Me, I’m glad he didn’t show up twenty minutes later.
“Well, yeah, okay,” I said. “But now I don’t have a way home. I could use a ride.”
Billy wasn’t about to drive me home and he wasn’t going to let his whatever-she-was spend a minute alone with me in a car. We compromised and they let me borrow her car so I could drive to my apartment, where I slept lonely and alone in an ice-box room above the local Mexican club, the Acapulco Lounge. Mariachi music until two a.m.

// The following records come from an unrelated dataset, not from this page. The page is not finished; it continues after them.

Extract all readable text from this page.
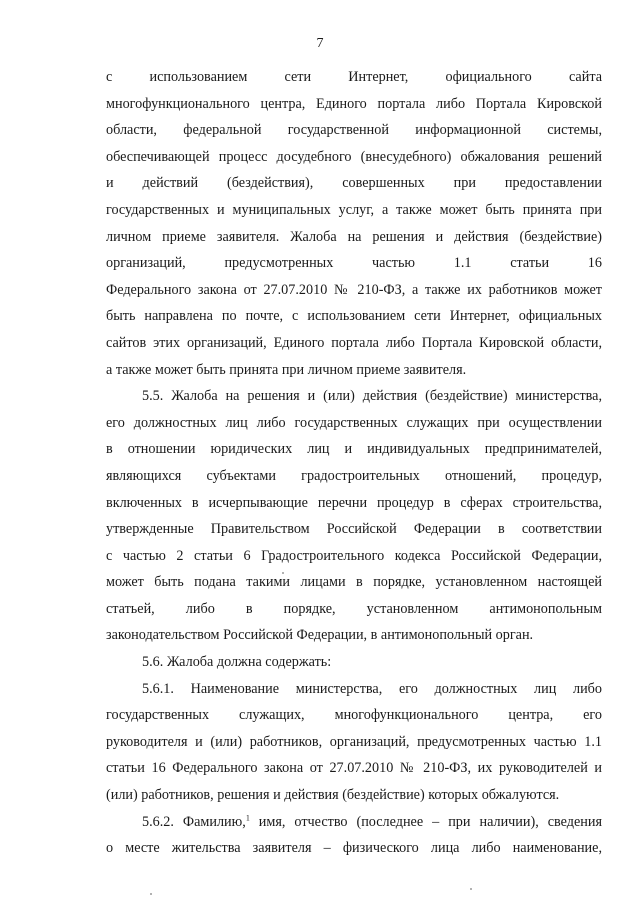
7
с использованием сети Интернет, официального сайта
многофункционального центра, Единого портала либо Портала Кировской
области, федеральной государственной информационной системы,
обеспечивающей процесс досудебного (внесудебного) обжалования решений
и действий (бездействия), совершенных при предоставлении
государственных и муниципальных услуг, а также может быть принята при
личном приеме заявителя. Жалоба на решения и действия (бездействие)
организаций, предусмотренных частью 1.1 статьи 16
Федерального закона от 27.07.2010 № 210-ФЗ, а также их работников может
быть направлена по почте, с использованием сети Интернет, официальных
сайтов этих организаций, Единого портала либо Портала Кировской области,
а также может быть принята при личном приеме заявителя.
5.5. Жалоба на решения и (или) действия (бездействие) министерства,
его должностных лиц либо государственных служащих при осуществлении
в отношении юридических лиц и индивидуальных предпринимателей,
являющихся субъектами градостроительных отношений, процедур,
включенных в исчерпывающие перечни процедур в сферах строительства,
утвержденные Правительством Российской Федерации в соответствии
с частью 2 статьи 6 Градостроительного кодекса Российской Федерации,
может быть подана такими лицами в порядке, установленном настоящей
статьей, либо в порядке, установленном антимонопольным
законодательством Российской Федерации, в антимонопольный орган.
5.6. Жалоба должна содержать:
5.6.1. Наименование министерства, его должностных лиц либо
государственных служащих, многофункционального центра, его
руководителя и (или) работников, организаций, предусмотренных частью 1.1
статьи 16 Федерального закона от 27.07.2010 № 210-ФЗ, их руководителей и
(или) работников, решения и действия (бездействие) которых обжалуются.
5.6.2. Фамилию,$^1$ имя, отчество (последнее – при наличии), сведения
о месте жительства заявителя – физического лица либо наименование,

A month or two later Billy took Christie and the kid back to wherever it was he came from, Minnesota, I think, where they could have a normal life among normal friends. She was twenty-three, Christie. She’d be in her fifties now.
How did this start? Oh, yeah. Memories. That one came while I was shaving.
Time is not what we know. I’m convinced that everything that ever happened to me happened no earlier than fifteen years ago. Whenever someone asks me how long I’ve known this or that person, or when I left Albuquerque, or when I went to music school, I always think, “Well it had to be around fifteen years ago.” Because that’s as long as anything has every happened in my life, right?
I’m one of the most sentimental, nostalgic persons I know. I love my memories, good and bad. I used to be the only one like this, until I met all the friggin’ authors. Now I know I’m not alone. It’s a gene we’re born with, me and the writers. We’re lost in our memories. We’re lost in our minds.
Not a bad place to be, if you have to be anywhere at all.
* * *
Come read next week’s episode, when Stephen finds Billy dealing blackjack in Vegas and says, “Hit me, Billy. Please. Hit me.”*
* The last bit is just a bunch of malarky.